Create a training set — get_training

Creates a training set from a list of similarity matrices and labels it using a zero-shot GPT prompt.

Usage

get_training_set(
  sim,
  num_bins = 50,
  samples_per_bin = 10,
  n = 500,
  record_type = "entity",
  instructions = NULL,
  model = "gpt-3.5-turbo-instruct",
  openai_api_key = Sys.getenv("OPENAI_API_KEY"),
  parallel = TRUE
)

Arguments

sim: A matrix of similarity scores
num_bins: Number of bins to split similarity scores for stratified random sampling (defaults to 50)
samples_per_bin: Number of string pairs to sample from each bin (defaults to 5)
n: Sample size for the training dataset
record_type: A character describing what type of entity the rows and columns of sim represent.

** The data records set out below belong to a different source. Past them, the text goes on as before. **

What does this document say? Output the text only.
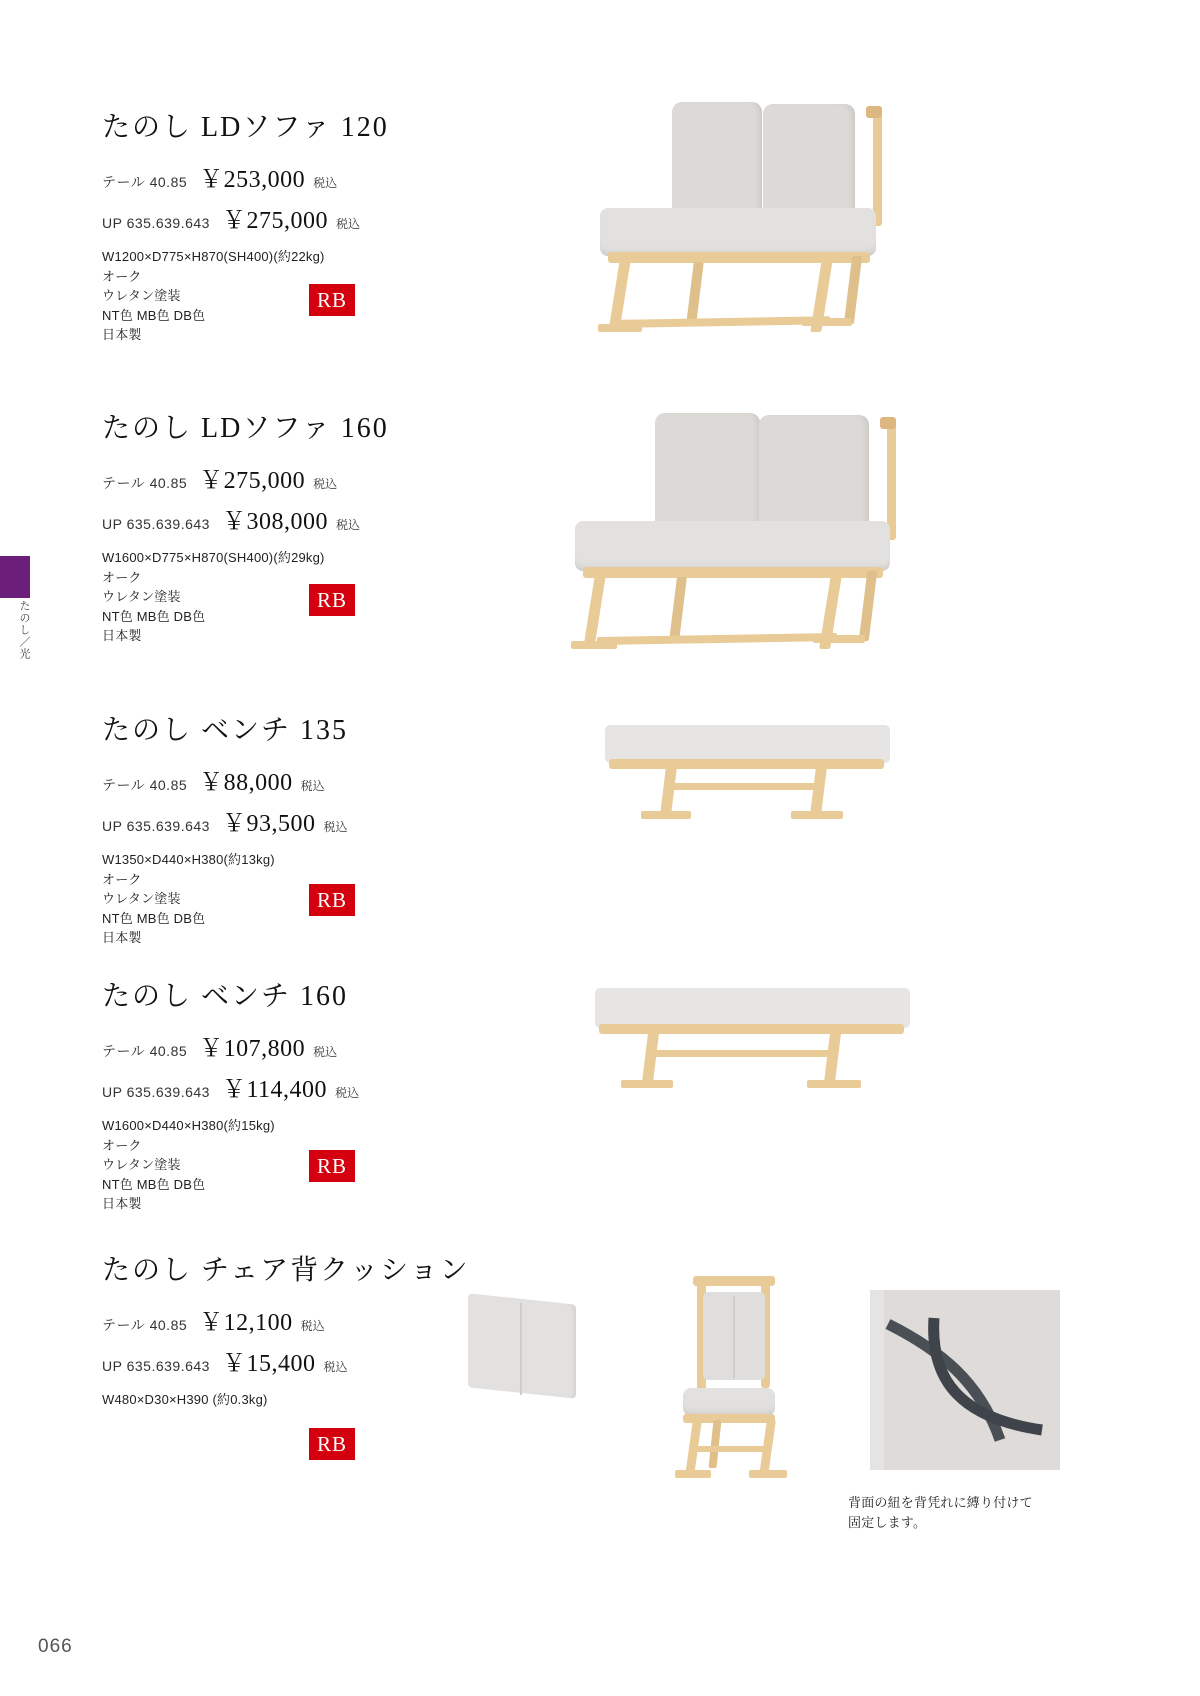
たのし／光
066
たのし LDソファ 120
テール 40.85 ￥253,000 税込
UP 635.639.643 ￥275,000 税込
W1200×D775×H870(SH400)(約22kg)
オーク
ウレタン塗装
NT色 MB色 DB色
日本製
RB
たのし LDソファ 160
テール 40.85 ￥275,000 税込
UP 635.639.643 ￥308,000 税込
W1600×D775×H870(SH400)(約29kg)
オーク
ウレタン塗装
NT色 MB色 DB色
日本製
RB
たのし ベンチ 135
テール 40.85 ￥88,000 税込
UP 635.639.643 ￥93,500 税込
W1350×D440×H380(約13kg)
オーク
ウレタン塗装
NT色 MB色 DB色
日本製
RB
たのし ベンチ 160
テール 40.85 ￥107,800 税込
UP 635.639.643 ￥114,400 税込
W1600×D440×H380(約15kg)
オーク
ウレタン塗装
NT色 MB色 DB色
日本製
RB
たのし チェア背クッション
テール 40.85 ￥12,100 税込
UP 635.639.643 ￥15,400 税込
W480×D30×H390 (約0.3kg)
RB
背面の紐を背凭れに縛り付けて
固定します。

Should be a singular noun (e.g. "person", "organization", "interest group", "city").
instructions: A string containing additional instructions to include in the LLM prompt during validation.
model: Which OpenAI model to prompt; defaults to 'gpt-3.5-turbo-instruct'
openai_api_key: Your OpenAI API key. By default, looks for a system environment variable called "OPENAI_API_KEY" (recommended option). Otherwise, it will prompt you to enter the API key as an argument.
parallel: TRUE to submit API requests in parallel. Setting to FALSE can reduce rate limit errors at the expense of longer runtime.

Value

A dataset with string pairs A and B, along with a match column indicating whether they match.